Posteriormente entraba en escena la cómplice, una mujer de nacionalidad italiana quien fingía el rol de secretaria de un alto funcionario que supuestamente activaba los expedientes e impulsaba la adjudicación a cambio de $60 mil.

La maniobra incluía visitas a las propiedades o la exhibición de fotos de las mismas.

Al momento de las detenciones, las mujeres habían cometido unas 20 estafas contra personas que intentaban adquirir vivienda propia.

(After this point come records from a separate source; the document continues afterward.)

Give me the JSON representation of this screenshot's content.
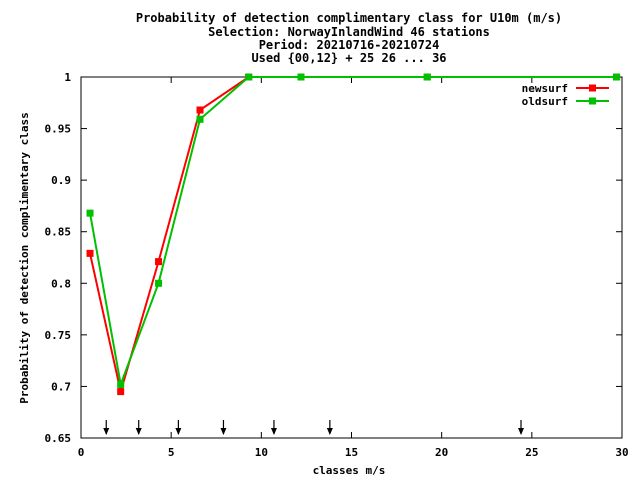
{
  "chart_data": {
    "type": "line",
    "title_lines": [
      "Probability of detection complimentary class  for U10m (m/s)",
      "Selection: NorwayInlandWind     46 stations",
      "Period: 20210716-20210724",
      "Used {00,12} + 25 26 ... 36"
    ],
    "xlabel": "classes m/s",
    "ylabel": "Probability of detection complimentary class",
    "xlim": [
      0,
      30
    ],
    "ylim": [
      0.65,
      1.0
    ],
    "xticks": [
      0,
      5,
      10,
      15,
      20,
      25,
      30
    ],
    "yticks": [
      0.65,
      0.7,
      0.75,
      0.8,
      0.85,
      0.9,
      0.95,
      1.0
    ],
    "ytick_labels": [
      "0.65",
      "0.7",
      "0.75",
      "0.8",
      "0.85",
      "0.9",
      "0.95",
      "1"
    ],
    "legend_position": "top-right",
    "class_markers_x": [
      1.4,
      3.2,
      5.4,
      7.9,
      10.7,
      13.8,
      24.4
    ],
    "series": [
      {
        "name": "newsurf",
        "color": "#ff0000",
        "x": [
          0.5,
          2.2,
          4.3,
          6.6,
          9.3,
          12.2,
          19.2,
          29.7
        ],
        "y": [
          0.829,
          0.695,
          0.821,
          0.968,
          1.0,
          1.0,
          1.0,
          1.0
        ]
      },
      {
        "name": "oldsurf",
        "color": "#00c000",
        "x": [
          0.5,
          2.2,
          4.3,
          6.6,
          9.3,
          12.2,
          19.2,
          29.7
        ],
        "y": [
          0.868,
          0.702,
          0.8,
          0.959,
          1.0,
          1.0,
          1.0,
          1.0
        ]
      }
    ]
  }
}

Las mujeres le pedían a la ocasional víctima un depósito inicial de $30 mil, solamente para el inicio del trámite, más otra suma similar a la firma del boleto, y una última cuota al de la posesión.

La primera parte la concretaban en el edificio que el Gobierno de la Ciudad posee en Carlos Pellegrini al 200, donde las mujeres hacían de cuenta que estaban por concretar la operación.

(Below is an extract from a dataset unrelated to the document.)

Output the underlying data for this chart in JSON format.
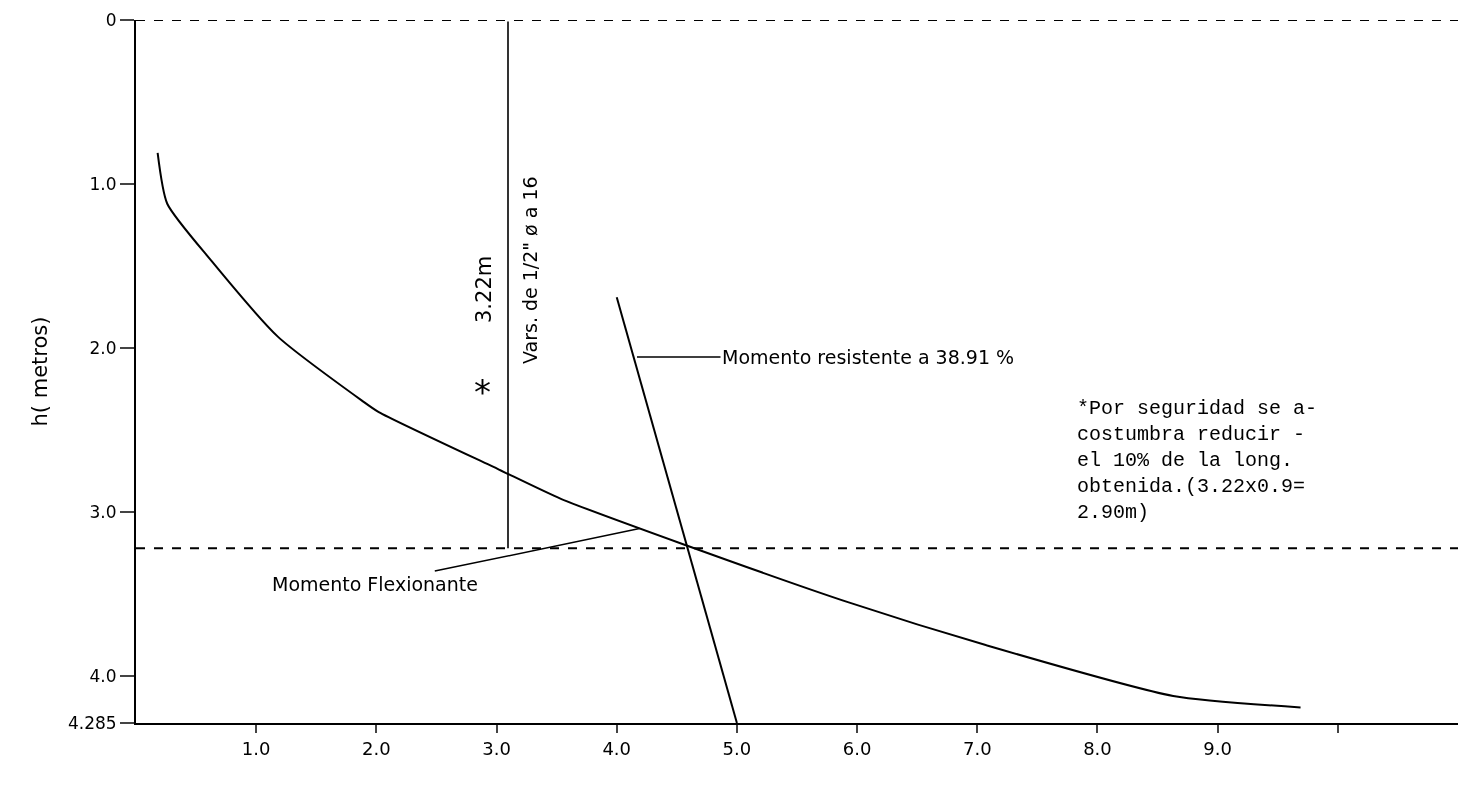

Así, le pedían a las víctimas que las aguardaran en un bar cercano y mientras una decía subir a una oficina simulando iniciar el trámite, la otra aguardaba en el hall.

Aprovechando la gran cantidad de personas que circulan por el lugar, la mujer con el dinero se daba a la fuga, mientras que la restante terminaba la tarea diciéndoles a las víctimas que todo había culminado en orden.

La policía, tras varias semanas de investigación, pudo dar con las dos estafadoras, incluso logró detener a una cuando intentaba subir a un taxi -con el dinero de una nuevo cliente damnificado en su poder- y la otra en un colectivo.

Ambas quedaron a disposición del juez de instrucción 15Carlos Cresseri, secretaria 146 del fiscal Santiago Atucha.